I had been working bar the night before, so I was in bed...
I have a habit of leaving my stereo on all night, because I need some background noise to fall asleep to, and I left it on WNEW.
The first thing I heard in a half sleep/half awake mode was Craig Carton complaining that some idiot flying a Cessna had a heart attack (of course, it was the first thing we all thought)
I kinda dozed off again, but then I snapped awake when I heard Blain say, "Now you gotta think this is terrorism or something." (this was after the second plane hit)
I was up in about 2 seconds, TV on, computer on, on the phones.
The worst part for me was not knowing where my parents or brother were at the time - they were ALL traveling, and to hear the phrase, "There might be more hijacked planes..." REALLY freaked me out, especially since my parents were on a cross-country flight.
The Giants playing Monday Night Football on 9/10 saved a lot of lives - a lot of people watched the game and then decided to go into work an hour or so late... which in turn kept them out of harm's way.
Quote:It sounds like there is a plane right over our heads and VERY close.
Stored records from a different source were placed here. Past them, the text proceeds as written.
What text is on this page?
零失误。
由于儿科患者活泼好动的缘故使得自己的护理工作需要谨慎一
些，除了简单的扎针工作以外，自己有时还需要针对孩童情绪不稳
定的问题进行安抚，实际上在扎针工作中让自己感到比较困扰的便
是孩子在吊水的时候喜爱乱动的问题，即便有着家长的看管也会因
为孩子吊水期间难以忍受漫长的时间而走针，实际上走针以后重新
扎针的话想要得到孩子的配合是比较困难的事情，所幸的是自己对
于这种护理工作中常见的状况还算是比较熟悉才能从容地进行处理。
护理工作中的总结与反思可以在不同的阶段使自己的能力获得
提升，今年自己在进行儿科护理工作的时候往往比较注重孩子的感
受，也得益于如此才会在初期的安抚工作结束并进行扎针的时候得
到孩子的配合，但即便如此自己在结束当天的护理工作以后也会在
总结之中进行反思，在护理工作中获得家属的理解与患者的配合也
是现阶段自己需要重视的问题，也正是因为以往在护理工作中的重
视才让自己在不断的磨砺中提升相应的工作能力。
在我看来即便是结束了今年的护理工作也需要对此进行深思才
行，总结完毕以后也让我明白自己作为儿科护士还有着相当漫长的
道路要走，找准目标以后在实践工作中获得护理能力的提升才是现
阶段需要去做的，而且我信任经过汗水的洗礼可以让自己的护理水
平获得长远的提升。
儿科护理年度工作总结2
Someone actually screamed "Oh no, another one"
What we didn't know is that it was the Combat Air Patrols.
Made us jump down on the pile, too.... In fact, we worked under the idea that there may have been secondary devices planted to aid in the destruction of the towers (everyone in the command post, including I found out later the engineers, felt that the aircraft hitting the buildings alone would not cause them to collapse) so anytime there was an unexpected loud noise, we would freeze like deer in the headlights. Hell, it got so that it seemed we would evac on a regular schedule based on the fear that the WFC would crumble, or the retaining walls on the Hudson would go.
Thinking about it, we were nuts for being there. But we did what we had to do, and I'd do it again in a new york minute.